Watching for Changes

Joe feels like he ready to move on to the next topic. However, he feels that stopping and restarting the server every time he made changes is bothersome. He believes there must be a solution to this problem. And yes there is, nodemon. It's a simple program that will watch for changes on his node app and restart it accordingly.

Without further ado, he installs nodemon by issuing npm install -g nodemon command to his terminal. He adds the -g flag because he want it available globally to all of his project.

So now instead of starting the server with node app.js, he uses nodemon app.js. This way, the server will restart automatically every time he made modifications to app.js (as long as not an error, which will stop the server).

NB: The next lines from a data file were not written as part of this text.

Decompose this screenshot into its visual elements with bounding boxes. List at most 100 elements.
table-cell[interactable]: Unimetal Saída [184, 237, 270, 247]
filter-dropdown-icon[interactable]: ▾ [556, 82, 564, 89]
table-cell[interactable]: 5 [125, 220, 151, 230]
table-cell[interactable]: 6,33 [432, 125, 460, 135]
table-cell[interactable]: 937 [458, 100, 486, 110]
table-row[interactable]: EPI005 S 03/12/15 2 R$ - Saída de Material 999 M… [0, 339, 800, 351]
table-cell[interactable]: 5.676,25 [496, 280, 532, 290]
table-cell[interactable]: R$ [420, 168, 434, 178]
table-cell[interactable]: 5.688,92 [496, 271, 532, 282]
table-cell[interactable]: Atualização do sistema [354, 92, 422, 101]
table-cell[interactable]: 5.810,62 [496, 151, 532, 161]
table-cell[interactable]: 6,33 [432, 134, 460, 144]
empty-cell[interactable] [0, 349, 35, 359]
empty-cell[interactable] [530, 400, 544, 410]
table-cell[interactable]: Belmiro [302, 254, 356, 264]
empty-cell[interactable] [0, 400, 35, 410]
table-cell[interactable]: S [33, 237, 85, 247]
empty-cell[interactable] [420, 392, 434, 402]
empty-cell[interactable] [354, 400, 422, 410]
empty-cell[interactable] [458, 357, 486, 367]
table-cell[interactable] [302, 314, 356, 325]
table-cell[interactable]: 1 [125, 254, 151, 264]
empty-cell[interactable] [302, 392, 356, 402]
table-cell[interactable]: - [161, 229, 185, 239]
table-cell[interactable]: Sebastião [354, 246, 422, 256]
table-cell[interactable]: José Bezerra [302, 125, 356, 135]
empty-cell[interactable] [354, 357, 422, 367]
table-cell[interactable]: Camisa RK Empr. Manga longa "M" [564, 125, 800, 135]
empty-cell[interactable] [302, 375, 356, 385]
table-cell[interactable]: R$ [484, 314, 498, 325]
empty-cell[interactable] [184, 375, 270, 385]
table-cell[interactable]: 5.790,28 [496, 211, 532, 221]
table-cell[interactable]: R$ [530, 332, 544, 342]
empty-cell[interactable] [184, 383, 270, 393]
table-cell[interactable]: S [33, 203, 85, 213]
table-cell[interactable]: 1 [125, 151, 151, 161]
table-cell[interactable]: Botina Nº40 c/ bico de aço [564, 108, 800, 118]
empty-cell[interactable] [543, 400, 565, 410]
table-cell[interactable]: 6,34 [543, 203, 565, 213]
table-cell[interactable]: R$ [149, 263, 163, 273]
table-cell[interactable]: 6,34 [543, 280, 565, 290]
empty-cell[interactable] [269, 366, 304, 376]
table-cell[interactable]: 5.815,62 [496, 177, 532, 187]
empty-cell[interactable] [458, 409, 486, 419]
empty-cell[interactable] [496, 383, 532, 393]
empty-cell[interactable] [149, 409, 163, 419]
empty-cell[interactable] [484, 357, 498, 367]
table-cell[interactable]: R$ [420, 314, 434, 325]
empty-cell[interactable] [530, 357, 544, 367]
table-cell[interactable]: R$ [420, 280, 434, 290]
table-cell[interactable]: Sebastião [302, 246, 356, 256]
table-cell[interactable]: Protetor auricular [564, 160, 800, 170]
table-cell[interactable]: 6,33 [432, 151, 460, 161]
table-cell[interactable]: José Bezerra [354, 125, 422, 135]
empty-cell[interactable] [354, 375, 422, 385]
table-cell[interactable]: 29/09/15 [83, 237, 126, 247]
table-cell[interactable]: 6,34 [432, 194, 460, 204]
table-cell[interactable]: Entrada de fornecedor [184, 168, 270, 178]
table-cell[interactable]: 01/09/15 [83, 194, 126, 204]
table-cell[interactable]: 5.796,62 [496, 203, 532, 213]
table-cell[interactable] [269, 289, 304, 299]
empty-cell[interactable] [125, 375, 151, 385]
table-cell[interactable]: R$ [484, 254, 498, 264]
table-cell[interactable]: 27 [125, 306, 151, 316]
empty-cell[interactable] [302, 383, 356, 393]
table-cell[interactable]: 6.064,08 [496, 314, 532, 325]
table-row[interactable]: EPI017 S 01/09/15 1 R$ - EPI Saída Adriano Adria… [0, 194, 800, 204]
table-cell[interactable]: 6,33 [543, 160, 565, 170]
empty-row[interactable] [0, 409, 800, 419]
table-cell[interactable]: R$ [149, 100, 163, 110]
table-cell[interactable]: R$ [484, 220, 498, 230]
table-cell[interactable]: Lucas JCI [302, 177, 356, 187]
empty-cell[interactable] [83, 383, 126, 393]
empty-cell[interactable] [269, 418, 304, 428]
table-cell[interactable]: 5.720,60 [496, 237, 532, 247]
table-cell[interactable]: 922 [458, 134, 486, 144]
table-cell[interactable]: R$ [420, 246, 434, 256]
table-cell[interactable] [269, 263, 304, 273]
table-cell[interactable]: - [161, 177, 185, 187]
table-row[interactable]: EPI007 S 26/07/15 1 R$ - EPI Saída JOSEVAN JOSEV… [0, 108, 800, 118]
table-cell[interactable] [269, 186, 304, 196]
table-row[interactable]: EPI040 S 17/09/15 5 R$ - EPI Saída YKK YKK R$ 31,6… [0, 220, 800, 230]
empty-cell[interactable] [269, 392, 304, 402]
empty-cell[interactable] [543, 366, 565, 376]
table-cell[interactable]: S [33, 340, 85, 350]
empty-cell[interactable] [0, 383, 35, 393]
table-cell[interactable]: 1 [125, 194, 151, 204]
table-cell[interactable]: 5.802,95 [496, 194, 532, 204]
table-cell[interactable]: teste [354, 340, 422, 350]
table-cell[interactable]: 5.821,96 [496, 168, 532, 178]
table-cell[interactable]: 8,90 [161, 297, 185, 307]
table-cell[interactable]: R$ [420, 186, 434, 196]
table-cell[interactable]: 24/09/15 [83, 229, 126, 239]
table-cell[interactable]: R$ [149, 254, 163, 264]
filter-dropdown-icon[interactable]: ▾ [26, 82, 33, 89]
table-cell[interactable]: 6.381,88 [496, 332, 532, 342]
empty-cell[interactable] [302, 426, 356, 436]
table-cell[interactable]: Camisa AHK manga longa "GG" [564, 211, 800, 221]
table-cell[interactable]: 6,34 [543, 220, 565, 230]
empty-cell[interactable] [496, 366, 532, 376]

Joe decides to call it a day and rewards himself with a cone of ice cream. Among all other places in his house, he chooses the living room to enjoy the ice cream. He sits there facing the open door. He likes this spot because he can rest his eyes by looking at the dancing trees across his house. His mouth busy with the tasty ice cream while his mind happily recalls what he had accomplished today. Now he knows how to include Hapi in his project, how to create a server, and how to access the server's info. He also knows how to configure the server and successfully caught its error.

But he realizes that all of those things are only the beginning. His server still does nothing even if it's active. No users except him can interact with it yet. So he decides that tomorrow he needs to learn how to make his server does something more useful than simply outputting 'Server started...'. He wants his server capable of accepting and responding to requests.